“We must cherish every moment, for it is our only true possession.” This idiom and many others can be found in a Buddhist handbook used by nuns at the Fajing Monastery in Hangzhou’s central Westlake District. Last summer, my girlfriend and I were fortunate enough to be shown around the temple by two incredibly welcoming nuns, Wisdom and Insight, who were living and studying there.
Buddhism is the largest of five officially sanctioned religions in China, the others being Taoism, Islam, Protestantism and Catholicism. Every year, countless children are sent to study as monks and nuns and begin a journey towards monastic life. Sometimes the parents send their kids, but often the children decide for themselves. Insight told us that at age 14 she felt unsatisfied with what she saw as the materialism of modern Chinese society, and so asked her parents if she could leave regular middle school to study at the local monastery. Although her parents are both Buddhists, they never planned for her to take up monastic life. But after seeing how much it meant to her, they reluctantly respected her wishes. Now in her early 20s and a full time student, Wisdom only gets to see her parents for a few days every year. She spends most of her year on the grounds of the Fajing Monastery, her average day beginning at 4am and filled with study, prayer, chanting, meditation, and eating simple vegan food.
Many people probably think the nuns live lives of hardship in this quiet green oasis right in the heart of bustling Hangzhou, denying themselves the pleasures of modernity just outside their door. This view is wrong on several counts. Although the nuns undoubtedly exercise a great deal of self-discipline in their daily lives, they appeared to me to be far happier, friendlier and more relaxed than most people I see on the streets of Hangzhou. As some of the nuns explained to me, it is not material possessions that can bring us happiness, but rather the ability to live wisely and compassionately in the present moment. On this I’d say they were succeeding. While we were there we experienced too many instances of hospitality to count, from the nuns treating us to a tea ceremony and fruit upon our arrival, to showing us around the grounds and halls, to chatting and earnestly answering all our questions. Wisdom and Insight even invited us for dinner at a vegan canteen, insisted on paying for the meal, and gave up their own umbrellas for us when we departed in the rain.
It would also be wrong to assume that the nuns eschew modern culture. For instance, most carry smartphones, which they use to keep in contact with friends and family and post Buddhist messages on the Chinese social media platform WeChat. Indeed it was WeChat that allowed me to make friends with Wisdom in the first place and arrange our visit. Wisdom and Insight were also both very interested in literature, and wanted us to recommend them some of our favourite English language novels.

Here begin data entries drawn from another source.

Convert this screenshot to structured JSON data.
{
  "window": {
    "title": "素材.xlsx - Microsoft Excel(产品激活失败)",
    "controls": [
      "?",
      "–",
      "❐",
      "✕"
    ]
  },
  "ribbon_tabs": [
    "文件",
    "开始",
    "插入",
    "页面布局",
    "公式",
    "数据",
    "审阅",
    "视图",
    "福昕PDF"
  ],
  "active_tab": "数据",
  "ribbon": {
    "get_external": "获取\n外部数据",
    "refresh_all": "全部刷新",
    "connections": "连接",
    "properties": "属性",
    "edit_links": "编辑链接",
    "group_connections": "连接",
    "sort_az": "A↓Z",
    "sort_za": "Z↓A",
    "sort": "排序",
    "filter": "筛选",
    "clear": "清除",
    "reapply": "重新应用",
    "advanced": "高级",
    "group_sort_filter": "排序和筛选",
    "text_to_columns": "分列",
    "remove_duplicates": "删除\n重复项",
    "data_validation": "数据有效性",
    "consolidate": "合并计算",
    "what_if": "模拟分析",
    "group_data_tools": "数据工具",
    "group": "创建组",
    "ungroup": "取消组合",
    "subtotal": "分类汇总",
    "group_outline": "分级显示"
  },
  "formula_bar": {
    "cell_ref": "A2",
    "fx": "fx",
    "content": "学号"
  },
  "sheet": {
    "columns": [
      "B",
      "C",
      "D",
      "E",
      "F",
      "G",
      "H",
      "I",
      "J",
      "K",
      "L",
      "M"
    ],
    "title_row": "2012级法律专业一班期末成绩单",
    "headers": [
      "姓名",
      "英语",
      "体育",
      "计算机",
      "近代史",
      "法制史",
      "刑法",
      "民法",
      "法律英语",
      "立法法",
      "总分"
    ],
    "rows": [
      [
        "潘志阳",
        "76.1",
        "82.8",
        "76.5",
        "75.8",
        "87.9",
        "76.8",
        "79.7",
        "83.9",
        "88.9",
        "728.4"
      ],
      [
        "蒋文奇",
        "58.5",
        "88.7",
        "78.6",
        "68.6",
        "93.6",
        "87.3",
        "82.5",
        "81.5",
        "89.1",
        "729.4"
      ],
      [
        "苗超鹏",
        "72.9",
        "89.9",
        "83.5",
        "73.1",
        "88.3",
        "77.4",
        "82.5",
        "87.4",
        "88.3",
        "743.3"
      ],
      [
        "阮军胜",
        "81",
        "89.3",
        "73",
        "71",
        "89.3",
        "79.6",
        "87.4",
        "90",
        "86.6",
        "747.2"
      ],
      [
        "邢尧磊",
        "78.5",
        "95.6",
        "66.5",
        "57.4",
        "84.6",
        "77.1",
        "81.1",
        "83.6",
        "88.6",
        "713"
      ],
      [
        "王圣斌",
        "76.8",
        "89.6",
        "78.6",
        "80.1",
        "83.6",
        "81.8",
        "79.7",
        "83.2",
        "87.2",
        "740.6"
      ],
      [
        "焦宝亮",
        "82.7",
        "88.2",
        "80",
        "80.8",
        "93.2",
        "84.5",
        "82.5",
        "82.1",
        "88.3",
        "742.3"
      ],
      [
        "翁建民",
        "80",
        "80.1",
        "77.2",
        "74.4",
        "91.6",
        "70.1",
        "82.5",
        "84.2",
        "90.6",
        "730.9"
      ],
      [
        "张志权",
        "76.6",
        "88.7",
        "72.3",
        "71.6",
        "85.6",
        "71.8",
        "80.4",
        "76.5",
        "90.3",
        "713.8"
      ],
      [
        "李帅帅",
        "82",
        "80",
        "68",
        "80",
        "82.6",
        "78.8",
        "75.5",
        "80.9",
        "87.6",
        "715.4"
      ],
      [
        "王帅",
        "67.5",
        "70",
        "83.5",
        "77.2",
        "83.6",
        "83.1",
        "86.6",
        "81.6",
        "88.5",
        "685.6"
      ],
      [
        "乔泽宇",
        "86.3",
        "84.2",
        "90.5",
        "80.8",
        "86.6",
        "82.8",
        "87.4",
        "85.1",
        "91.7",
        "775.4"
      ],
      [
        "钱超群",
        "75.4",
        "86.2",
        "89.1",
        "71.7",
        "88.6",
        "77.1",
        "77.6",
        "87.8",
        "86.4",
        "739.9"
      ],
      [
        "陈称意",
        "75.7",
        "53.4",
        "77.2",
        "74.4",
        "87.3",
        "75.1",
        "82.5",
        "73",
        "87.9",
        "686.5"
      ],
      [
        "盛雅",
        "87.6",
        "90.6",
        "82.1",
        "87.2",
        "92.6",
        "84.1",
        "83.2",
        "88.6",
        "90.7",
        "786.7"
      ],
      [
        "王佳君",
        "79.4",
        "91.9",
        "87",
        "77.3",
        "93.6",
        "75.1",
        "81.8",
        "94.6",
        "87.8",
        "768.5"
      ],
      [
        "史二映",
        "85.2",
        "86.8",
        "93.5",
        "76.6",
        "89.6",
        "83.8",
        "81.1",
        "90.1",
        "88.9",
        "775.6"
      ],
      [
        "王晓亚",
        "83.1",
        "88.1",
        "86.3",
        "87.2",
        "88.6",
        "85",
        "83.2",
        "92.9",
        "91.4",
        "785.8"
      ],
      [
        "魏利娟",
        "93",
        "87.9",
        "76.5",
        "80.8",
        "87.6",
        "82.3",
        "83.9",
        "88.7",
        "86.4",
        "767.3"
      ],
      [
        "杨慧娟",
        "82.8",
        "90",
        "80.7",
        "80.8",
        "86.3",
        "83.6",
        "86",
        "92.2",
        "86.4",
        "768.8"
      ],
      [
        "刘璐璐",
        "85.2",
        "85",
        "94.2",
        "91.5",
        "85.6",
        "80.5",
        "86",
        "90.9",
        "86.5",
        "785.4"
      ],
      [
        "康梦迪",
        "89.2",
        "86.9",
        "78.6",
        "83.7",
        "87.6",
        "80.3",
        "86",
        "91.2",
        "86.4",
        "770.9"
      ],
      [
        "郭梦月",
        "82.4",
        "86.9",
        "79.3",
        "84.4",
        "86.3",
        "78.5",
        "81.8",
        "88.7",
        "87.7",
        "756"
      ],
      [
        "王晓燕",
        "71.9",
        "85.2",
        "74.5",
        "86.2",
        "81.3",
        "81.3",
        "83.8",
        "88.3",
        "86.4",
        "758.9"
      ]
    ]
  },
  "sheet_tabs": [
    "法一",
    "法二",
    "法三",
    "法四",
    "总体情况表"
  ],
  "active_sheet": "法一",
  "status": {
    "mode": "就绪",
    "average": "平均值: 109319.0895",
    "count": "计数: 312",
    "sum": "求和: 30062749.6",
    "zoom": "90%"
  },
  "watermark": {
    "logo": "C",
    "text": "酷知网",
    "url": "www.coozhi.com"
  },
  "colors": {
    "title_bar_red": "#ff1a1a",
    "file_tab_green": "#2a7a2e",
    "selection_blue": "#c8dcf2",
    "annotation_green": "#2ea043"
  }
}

When we finally left the monastery, the rain had made taxis scarce, and we struggled to negotiate an acceptable price with the driver of an unlicensed black Audi. As we drove home through muddy concrete streets surrounded by high-rise apartments, the driver and I spoke about China’s economy and the price of property in Australia. The ride home may have been a jarring leap back into modern material Hangzhou, yet in my hand I held a copy of the Buddhist handbook as yet another demonstration of the nuns’ generosity. I’m hoping that by reading some each day, I can remember not only that I live in a big country with a huge diversity of worldviews, but also to cherish every moment I have here as well as I can.